Existe cultura inútil?

Outro dia estava assistindo a Os Simpsons – um dos poucos programas de TV a que prefiro assistir dublado – e um trecho de um diálogo me chamou a atenção. Era um daqueles episódios de Halloween, meio nonsense, que eles chamam de Casa da árvore dos horrores, mas isso não vem ao caso. O que importa é que no episódio aparecia a versão amarelo-Simpson de Orson Welles e várias referências a ele e sua obra, a começar pela transmissão radiofônica intitulada “A guerra dos mundos”, uma adaptação da obra homônima de H. G. Wells que, em 1938, fez com que muita gente entrasse em pânico ao pensar que a Terra estava realmente sendo invadida pelos marcianos mencionados no livro. Mas toda essa explicação também não vem ao caso.

Só que em determinado momento, o chefe Wiggum está discutindo com o Sr. Welles e solta algo parecido com: “Afaste-se ou eu acerto seu nariz, camarada”, e o outro imediatamente repete para si mesmo, super pensativo: “Nariz camarada…” Estranho. Olhei para a cara do meu marido, que estava ao lado, e levamos dez segundos para falar em uníssono: “Rosebud”. Pelo diálogo em português, reconstituímos a fala em inglês e fizemos a relação que o tradutor daquele episódio não conseguiu fazer.

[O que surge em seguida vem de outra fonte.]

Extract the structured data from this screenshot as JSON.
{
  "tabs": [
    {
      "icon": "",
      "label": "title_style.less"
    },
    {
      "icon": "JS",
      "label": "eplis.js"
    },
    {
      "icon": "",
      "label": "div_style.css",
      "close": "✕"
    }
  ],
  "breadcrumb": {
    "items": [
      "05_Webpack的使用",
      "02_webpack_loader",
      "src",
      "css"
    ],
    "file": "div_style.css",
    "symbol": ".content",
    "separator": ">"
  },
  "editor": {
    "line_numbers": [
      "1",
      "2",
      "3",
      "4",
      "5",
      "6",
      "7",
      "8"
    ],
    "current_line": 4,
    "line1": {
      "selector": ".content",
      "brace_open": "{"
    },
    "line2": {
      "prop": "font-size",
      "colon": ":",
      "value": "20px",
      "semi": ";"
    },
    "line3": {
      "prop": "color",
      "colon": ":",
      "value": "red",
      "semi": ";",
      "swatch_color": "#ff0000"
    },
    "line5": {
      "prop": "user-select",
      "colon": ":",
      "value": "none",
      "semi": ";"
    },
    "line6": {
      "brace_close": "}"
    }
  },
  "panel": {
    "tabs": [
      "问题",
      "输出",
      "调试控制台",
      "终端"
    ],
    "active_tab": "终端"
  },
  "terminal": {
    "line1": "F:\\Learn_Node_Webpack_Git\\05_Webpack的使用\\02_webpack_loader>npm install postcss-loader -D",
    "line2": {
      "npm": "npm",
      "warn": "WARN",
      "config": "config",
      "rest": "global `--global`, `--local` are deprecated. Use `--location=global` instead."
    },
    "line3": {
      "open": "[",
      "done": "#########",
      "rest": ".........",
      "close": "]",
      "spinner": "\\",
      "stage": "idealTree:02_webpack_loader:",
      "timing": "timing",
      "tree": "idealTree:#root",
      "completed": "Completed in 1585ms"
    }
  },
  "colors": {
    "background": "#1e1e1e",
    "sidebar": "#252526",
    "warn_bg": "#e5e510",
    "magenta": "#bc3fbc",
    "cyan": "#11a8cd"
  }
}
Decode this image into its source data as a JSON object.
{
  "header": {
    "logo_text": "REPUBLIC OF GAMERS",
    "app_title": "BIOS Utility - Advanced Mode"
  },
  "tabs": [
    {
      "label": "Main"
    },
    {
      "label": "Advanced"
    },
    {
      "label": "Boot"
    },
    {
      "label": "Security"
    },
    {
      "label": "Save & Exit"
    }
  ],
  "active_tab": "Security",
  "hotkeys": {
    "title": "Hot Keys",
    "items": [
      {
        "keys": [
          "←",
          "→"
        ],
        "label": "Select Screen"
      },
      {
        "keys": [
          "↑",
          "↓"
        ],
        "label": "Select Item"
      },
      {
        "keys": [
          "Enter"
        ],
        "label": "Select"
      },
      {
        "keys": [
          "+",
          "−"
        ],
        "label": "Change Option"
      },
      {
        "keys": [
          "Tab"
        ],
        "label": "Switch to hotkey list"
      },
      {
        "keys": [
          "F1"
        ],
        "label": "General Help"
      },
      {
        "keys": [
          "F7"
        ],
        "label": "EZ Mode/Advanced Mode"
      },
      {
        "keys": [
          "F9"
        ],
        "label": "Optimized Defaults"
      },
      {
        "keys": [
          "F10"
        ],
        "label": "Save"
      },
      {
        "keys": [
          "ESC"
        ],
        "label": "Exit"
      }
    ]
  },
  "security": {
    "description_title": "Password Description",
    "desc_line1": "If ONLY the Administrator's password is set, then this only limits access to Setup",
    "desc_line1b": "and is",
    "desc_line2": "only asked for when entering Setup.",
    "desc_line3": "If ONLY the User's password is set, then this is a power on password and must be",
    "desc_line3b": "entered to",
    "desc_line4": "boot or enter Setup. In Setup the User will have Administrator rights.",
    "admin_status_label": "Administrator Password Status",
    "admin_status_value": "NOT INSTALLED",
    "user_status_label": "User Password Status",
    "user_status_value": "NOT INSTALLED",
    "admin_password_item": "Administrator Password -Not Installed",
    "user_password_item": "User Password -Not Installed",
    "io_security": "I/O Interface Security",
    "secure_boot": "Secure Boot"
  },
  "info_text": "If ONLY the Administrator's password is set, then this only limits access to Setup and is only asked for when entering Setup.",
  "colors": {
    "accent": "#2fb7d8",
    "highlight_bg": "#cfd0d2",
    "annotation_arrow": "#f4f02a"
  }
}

Nariz camarada > Nose bud > Rosebud. Claro! O interlocutor, no desenho animado, era Orson Welles, diretor de Cidadão Kane, filme que começa com o personagem interpretado por ele próprio dizendo a palavra Rosebud pouco antes de morrer. Certo, não vem ao caso…

Ou vem?

Confesso que mesmo identificando a referência, o trocadilho não seria nada fácil de traduzir. Mas identificar já é um enorme passo para quem se dispõe a fazê-lo. Nosso trabalho é fazer a ponte entre os falantes de duas línguas diferentes e reproduzir aos leitores (ou espectadores) da obra traduzida o mesmo impacto que o texto (ou a fala) teria para os leitores (ou espectadores) do material original. Toda tradução implica perda, mas se passarmos por cima de trocadilhos e referências, a perda é um milhão de vezes maior.

E eu não estou falando apenas de identificar referências de TV, cinema e livros, entre outras coisas, citadas nas obras que traduzimos. Muita gente, como eu, mesmo estudando e lendo muito em língua estrangeira, não tem aquela vivência cotidiana da língua.

Mais uma historinha. Minha amiga Janaína estava com dúvidas para traduzir diálogos informais. Eu sugeri que ela assistisse ao seriado Breaking Bad (poderia ter sugerido vários outros, mas esse é bom demais) e prestasse atenção no ritmo das falas e no vocabulário utilizado pelos personagens. Vem ao caso? Não ajuda exatamente na tradução, já que a ideia era escutar os diálogos em inglês. Mas ouvir, em vez de apenas ler, já acrescenta diversos elementos que acabam facilitando a transposição de diálogos escritos em inglês para falas mais naturais em português. Dá para notar a ênfase dada às palavras, a frequência e as situações em que aparecem. Faz sentido para vocês?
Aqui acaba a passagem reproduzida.